The most straightforward reason for this shift is simple – we project poor returns: Over the next 12 months, there is now just 1% average upside to Morgan Stanley’s price targets for the S&P 500, MSCI Europe, MSCI EM and Topix Japan (including dividends and equally weighted). If we ignore those targets and estimate returns for those same regions based on current valuations, adjusting for whether returns tend to be better or worse given current economic data, the upside is very similar (3%). There comes a point for every analyst where you need to change your forecast or change your view. We’re doing the latter.
Why are those return estimates so low, especially in light of possible central bank easing? Our economists, after all, are calling for the Federal Reserve to lower rates later this month, and the ECB to embark on a new round of quantitative easing.
Our concern is that the positives of easier policy will be offset by the negatives of weaker growth: We think a repeated lesson for stocks over the last 30 years has been that when easier policy collides with weaker growth, the latter usually matters more for returns. Easing has worked best when accompanied by improving data. If you don’t believe us, we have some European stocks from April 2015, shortly after the ECB’s first QE programme was announced, that we’d like to sell you.
As markets have rallied over the last month, global trade and PMI data have continued to worsen. Global inflation expectations, commodity prices and long-end yields suggest little optimism about a growth recovery. On the back of the G20, our economists downgraded their global growth forecasts. We forecast an aggressive Fed and ECB action because we think growth concerns are material.
Given our disagreement on how much policy easing will help, it’s reasonable to ask: Why not make this change in August, after the Fed cuts? Because we do see two potential nearer-term catalysts: 2Q earnings season and the drop in summer liquidity.
On earnings, we think the market is underpricing the risk that companies lower full-year guidance. Just think about how much has changed since 1Q reporting in mid-April:
- A US-China trade deal that was widely expected to be resolved led instead to a new round of tariffs.
- Global PMIs have continued to fall.
- And Morgan Stanley’s Business Conditions Index, a survey of how our equity analysts feel about their companies, suffered its largest one-month decline ever in June. We believe all this signals risk to equities.
Meanwhile, we’re mindful of the drop in both liquidity and average returns starting in late July. For trivia fans out there, July 13-October 12 has historically been the worst 90-day period for equity returns since 1990, possibly because liquidity and risk appetite tend to worsen after 2Q results. And given high expectations of central bank easing, and a number of geopolitical uncertainties, the risk that poor liquidity magnifies bad news seems credible.

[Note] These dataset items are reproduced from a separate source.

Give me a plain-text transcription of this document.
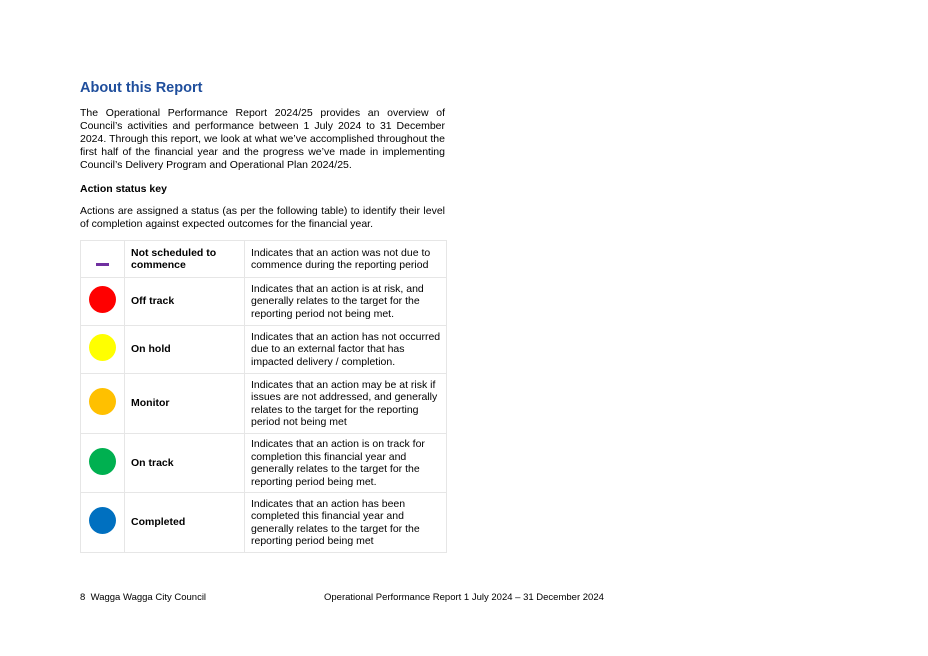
About this Report
The Operational Performance Report 2024/25 provides an overview of Council’s activities and performance between 1 July 2024 to 31 December 2024. Through this report, we look at what we’ve accomplished throughout the first half of the financial year and the progress we’ve made in implementing Council’s Delivery Program and Operational Plan 2024/25.
Action status key
Actions are assigned a status (as per the following table) to identify their level of completion against expected outcomes for the financial year.
	Not scheduled to commence	Indicates that an action was not due to commence during the reporting period
	Off track	Indicates that an action is at risk, and generally relates to the target for the reporting period not being met.
	On hold	Indicates that an action has not occurred due to an external factor that has impacted delivery / completion.
	Monitor	Indicates that an action may be at risk if issues are not addressed, and generally relates to the target for the reporting period not being met
	On track	Indicates that an action is on track for completion this financial year and generally relates to the target for the reporting period being met.
	Completed	Indicates that an action has been completed this financial year and generally relates to the target for the reporting period being met
8 Wagga Wagga City Council	Operational Performance Report 1 July 2024 – 31 December 2024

What about 'TINA' and the lack of investor euphoria? The idea that 'there is no alternative' to stocks, given richness in other asset classes, is one of the most frequently cited reasons to be positive (along with central bank support). Meanwhile, it’s equally fair to say that measures of investor sentiment don’t look excessive.

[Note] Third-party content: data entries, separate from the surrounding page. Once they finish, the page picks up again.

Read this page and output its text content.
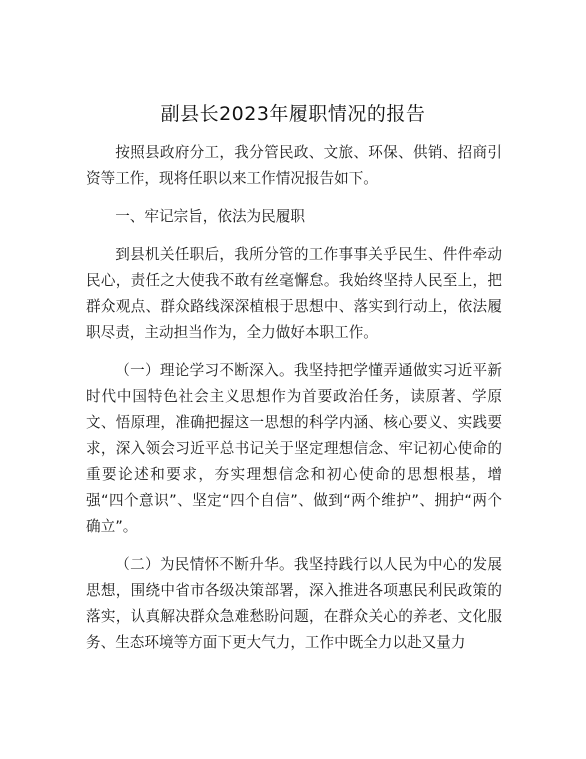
副县长2023年履职情况的报告

按照县政府分工，我分管民政、文旅、环保、供销、招商引资等工作，现将任职以来工作情况报告如下。

一、牢记宗旨，依法为民履职

到县机关任职后，我所分管的工作事事关乎民生、件件牵动民心，责任之大使我不敢有丝毫懈怠。我始终坚持人民至上，把群众观点、群众路线深深植根于思想中、落实到行动上，依法履职尽责，主动担当作为，全力做好本职工作。

（一）理论学习不断深入。我坚持把学懂弄通做实习近平新时代中国特色社会主义思想作为首要政治任务，读原著、学原文、悟原理，准确把握这一思想的科学内涵、核心要义、实践要求，深入领会习近平总书记关于坚定理想信念、牢记初心使命的重要论述和要求，夯实理想信念和初心使命的思想根基，增强“四个意识”、坚定“四个自信”、做到“两个维护”、拥护“两个确立”。

（二）为民情怀不断升华。我坚持践行以人民为中心的发展思想，围绕中省市各级决策部署，深入推进各项惠民利民政策的落实，认真解决群众急难愁盼问题，在群众关心的养老、文化服务、生态环境等方面下更大气力，工作中既全力以赴又量力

Relative to bonds, stocks do offer a historically elevated equity risk premium (ERP). But we think it’s dangerous to be too sanguine about both these supports. ERP is a valuation measure, and like all such measures it is much better as a multi-year guide than a near-term indicator, being easily swamped by more pressing concerns. Stocks have looked cheap to bonds for almost the entire post-crisis period. That didn’t prevent a number of meaningful drawdowns.
If investors really believe in the power of 'cheapness to bonds' they have an odd way of showing it. Europe, Japan, Value and Cyclicals are the segments of the market cheapest to fixed income. They are also the least-loved. Indeed, while investor positioning may not be particularly extended overall, it looks relatively concentrated in the US, Growth, Quality and Defensives.
This bull market, which started in 2009, has repeatedly defied all manner of doubts. There are many ways we could be wrong, but the greatest risk, in our view, is that the growth data bounce but central banks still follow through with aggressive easing. Such a scenario would likely see a bear steepening of the yield curve, higher inflation expectations and higher commodity prices. We’ll watch for those as signs that we need to make a change.
For now, we’re putting our money where our mouth is. Following these changes, we are underweight both equities and credit, equal-weight government bonds and overweight cash. Our most preferred asset class remains emerging market fixed income.